InuYasha straightened his shoulders and sighed. For a moment, he struggled for something to say, then swallowed, as the words came to him. “When you first held the twins, how did you feel?”
“Amazed. Frightened. Determined. Overwhelmed,” Miroku answered. “They were so small.”
“Yeah,” the hanyou said. He wrapped his fingers tighter around the hilt of his sword. “I never knew my old man. What in the hell do I know about being a father?”
“I think we all have thoughts like that,” Miroku said. “It’s a big thing. But we do it one day at a time, and learn while we grow up with our children.”
“He looks so much like me,” InuYasha said, looking up. “I was hoping he’d look more like Kagome. Poor runt. I don’t want him to have a childhood like mine.”

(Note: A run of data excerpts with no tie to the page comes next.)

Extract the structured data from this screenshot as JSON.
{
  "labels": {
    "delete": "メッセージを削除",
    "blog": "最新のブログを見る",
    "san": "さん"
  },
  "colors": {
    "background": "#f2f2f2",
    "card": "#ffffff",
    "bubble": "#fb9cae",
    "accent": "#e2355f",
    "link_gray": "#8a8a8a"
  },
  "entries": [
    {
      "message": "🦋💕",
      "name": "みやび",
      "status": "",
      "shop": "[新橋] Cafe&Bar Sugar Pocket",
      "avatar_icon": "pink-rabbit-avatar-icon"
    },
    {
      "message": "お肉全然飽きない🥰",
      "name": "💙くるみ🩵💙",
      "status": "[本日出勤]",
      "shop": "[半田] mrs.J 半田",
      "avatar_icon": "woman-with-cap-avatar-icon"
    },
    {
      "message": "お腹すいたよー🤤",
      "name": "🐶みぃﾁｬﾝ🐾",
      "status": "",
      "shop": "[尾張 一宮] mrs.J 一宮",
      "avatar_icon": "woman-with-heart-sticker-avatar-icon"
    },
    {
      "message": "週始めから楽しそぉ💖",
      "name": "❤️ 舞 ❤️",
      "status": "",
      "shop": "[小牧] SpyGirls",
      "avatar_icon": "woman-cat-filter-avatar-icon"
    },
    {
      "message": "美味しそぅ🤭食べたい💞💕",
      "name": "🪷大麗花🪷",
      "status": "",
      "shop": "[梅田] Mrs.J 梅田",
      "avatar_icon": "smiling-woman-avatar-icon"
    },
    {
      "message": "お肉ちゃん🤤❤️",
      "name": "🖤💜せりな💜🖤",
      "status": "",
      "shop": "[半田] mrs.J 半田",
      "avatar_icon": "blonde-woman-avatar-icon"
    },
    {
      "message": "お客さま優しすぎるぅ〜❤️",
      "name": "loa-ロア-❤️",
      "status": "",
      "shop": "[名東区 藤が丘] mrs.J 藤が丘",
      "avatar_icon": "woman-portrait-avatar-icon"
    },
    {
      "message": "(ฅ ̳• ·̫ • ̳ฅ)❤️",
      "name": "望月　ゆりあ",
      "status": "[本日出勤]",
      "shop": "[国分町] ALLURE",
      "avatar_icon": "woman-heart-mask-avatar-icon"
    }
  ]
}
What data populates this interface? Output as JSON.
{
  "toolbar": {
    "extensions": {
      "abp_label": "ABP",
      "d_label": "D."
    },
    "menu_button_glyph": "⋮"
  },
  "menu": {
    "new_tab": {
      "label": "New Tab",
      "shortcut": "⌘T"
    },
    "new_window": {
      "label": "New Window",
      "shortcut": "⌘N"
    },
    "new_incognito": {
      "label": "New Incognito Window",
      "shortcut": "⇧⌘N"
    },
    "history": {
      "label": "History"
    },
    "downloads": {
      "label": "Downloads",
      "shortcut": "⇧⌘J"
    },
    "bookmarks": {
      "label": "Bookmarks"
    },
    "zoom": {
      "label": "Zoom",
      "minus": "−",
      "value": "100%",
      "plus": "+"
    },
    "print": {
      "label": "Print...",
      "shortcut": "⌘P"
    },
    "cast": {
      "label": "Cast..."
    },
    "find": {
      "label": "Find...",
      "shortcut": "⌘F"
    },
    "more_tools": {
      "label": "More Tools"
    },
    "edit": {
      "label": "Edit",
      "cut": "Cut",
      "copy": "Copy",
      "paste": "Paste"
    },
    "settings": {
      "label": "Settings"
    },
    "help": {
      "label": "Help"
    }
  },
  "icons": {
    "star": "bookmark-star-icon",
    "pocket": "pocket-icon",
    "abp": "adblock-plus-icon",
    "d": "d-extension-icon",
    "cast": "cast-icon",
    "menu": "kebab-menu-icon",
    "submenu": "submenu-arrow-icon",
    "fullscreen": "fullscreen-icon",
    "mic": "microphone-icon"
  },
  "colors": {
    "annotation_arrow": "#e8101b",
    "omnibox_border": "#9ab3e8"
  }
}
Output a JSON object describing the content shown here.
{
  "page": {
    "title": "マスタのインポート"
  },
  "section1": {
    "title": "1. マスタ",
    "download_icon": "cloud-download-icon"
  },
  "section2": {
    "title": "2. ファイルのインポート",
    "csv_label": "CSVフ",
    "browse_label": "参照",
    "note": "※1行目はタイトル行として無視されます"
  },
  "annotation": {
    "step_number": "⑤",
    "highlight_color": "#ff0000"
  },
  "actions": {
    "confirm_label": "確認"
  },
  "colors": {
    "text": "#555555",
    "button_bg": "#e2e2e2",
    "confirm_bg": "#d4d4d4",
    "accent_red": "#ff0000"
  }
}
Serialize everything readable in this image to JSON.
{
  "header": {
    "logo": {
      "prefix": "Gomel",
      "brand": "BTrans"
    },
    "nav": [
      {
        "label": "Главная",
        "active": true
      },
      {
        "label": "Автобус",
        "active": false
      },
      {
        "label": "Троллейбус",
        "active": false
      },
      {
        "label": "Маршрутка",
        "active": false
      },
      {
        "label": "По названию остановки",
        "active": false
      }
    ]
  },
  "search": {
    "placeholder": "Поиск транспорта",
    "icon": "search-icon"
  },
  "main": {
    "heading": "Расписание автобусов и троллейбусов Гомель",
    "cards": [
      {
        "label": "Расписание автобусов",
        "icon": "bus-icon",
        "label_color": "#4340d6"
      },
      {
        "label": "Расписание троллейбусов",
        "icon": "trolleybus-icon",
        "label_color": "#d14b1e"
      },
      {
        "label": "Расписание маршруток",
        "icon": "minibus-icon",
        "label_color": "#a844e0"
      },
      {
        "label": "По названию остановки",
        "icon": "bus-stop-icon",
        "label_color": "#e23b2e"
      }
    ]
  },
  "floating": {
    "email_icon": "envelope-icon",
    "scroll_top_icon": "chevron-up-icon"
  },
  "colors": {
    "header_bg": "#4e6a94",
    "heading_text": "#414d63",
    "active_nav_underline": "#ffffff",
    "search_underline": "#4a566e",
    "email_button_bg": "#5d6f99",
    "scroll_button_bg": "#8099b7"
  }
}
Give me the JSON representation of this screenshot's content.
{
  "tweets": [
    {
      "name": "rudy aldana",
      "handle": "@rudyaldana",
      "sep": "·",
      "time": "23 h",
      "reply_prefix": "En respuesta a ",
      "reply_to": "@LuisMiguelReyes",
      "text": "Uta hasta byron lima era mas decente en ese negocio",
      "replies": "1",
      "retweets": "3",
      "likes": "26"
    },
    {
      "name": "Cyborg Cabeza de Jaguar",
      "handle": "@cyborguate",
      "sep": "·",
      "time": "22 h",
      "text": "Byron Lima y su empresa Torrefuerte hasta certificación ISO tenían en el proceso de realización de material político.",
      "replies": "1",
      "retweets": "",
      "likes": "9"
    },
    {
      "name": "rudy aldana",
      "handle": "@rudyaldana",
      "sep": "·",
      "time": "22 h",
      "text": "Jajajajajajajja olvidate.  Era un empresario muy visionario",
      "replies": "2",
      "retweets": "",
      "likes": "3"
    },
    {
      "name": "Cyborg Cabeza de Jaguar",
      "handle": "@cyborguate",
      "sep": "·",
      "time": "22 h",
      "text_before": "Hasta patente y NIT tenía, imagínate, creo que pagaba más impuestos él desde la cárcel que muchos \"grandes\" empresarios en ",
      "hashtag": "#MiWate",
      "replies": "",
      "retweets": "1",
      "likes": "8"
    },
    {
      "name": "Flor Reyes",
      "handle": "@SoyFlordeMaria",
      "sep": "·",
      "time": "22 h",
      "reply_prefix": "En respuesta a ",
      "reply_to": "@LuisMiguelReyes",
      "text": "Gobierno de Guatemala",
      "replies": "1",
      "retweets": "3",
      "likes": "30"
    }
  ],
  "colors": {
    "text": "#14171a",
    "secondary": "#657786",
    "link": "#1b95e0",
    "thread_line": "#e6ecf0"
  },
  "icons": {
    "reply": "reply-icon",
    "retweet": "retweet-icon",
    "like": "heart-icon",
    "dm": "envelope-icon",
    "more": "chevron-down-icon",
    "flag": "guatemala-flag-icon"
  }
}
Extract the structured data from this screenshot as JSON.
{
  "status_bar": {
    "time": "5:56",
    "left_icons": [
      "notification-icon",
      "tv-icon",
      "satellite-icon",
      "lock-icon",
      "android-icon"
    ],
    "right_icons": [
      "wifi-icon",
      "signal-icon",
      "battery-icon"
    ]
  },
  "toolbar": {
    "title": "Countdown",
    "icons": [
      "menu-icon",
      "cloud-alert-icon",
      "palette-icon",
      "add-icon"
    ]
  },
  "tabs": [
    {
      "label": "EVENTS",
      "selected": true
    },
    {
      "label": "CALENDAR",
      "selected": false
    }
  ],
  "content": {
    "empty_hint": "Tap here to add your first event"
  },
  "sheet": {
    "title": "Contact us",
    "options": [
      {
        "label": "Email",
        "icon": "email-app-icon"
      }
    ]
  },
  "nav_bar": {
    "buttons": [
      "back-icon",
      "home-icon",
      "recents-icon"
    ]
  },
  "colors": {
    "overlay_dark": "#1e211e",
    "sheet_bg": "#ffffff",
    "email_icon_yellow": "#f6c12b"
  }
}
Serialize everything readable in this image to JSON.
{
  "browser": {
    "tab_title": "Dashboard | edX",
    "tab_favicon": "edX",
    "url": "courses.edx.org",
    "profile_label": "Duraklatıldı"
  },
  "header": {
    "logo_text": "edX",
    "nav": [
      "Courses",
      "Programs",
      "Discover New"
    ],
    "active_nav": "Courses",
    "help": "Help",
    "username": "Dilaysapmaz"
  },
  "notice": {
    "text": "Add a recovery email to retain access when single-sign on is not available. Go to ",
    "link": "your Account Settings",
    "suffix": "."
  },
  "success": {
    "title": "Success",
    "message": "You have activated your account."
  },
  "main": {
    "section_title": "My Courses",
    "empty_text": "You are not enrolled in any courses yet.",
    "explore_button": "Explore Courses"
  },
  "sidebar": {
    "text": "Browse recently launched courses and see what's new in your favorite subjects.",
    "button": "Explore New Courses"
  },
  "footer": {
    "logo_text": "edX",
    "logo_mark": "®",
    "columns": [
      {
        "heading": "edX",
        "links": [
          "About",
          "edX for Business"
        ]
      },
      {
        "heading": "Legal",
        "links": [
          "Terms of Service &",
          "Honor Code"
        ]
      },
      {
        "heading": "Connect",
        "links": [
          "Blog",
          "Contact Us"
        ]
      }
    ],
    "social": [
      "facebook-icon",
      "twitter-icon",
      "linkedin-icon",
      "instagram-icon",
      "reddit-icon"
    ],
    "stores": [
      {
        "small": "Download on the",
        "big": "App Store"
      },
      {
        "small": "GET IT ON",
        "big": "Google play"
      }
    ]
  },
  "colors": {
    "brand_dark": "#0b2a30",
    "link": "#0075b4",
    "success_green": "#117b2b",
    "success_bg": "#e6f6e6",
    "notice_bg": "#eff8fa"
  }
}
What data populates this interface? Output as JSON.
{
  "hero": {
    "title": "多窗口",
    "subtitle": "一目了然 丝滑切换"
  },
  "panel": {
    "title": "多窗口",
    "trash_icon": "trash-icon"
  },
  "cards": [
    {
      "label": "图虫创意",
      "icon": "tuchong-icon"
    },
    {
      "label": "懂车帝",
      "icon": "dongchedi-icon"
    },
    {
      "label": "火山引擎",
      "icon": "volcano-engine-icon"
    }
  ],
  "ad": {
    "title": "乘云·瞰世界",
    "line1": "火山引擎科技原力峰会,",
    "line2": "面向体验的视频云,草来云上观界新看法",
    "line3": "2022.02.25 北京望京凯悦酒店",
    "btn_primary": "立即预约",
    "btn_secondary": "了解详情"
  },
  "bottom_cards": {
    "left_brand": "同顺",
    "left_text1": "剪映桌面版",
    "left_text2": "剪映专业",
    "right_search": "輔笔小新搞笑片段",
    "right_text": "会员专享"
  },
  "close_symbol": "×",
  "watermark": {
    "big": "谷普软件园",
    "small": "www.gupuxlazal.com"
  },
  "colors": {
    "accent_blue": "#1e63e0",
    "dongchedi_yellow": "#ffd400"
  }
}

“It’ll be better,” Miroku promised. “You’re here. Kagome’s here. And we’re here. He’ll always have friends.”
InuYasha looked at the monk. “Dammit, Bouzu, you’re trying to make me get all sentimental or something?”
Just then, two brightly dressed little girls came running out of the house. “Daddy! Doggie Uncle! Mama says come! Come see the pretty baby!” they said excitedly.
“I guess that’s our signal,” Miroku said, swooping his daughters up. He turned to his friend. “Welcome to fatherhood. Let’s go see that son of yours.”
Nodding, InuYasha stood, and let himself be led back into the house.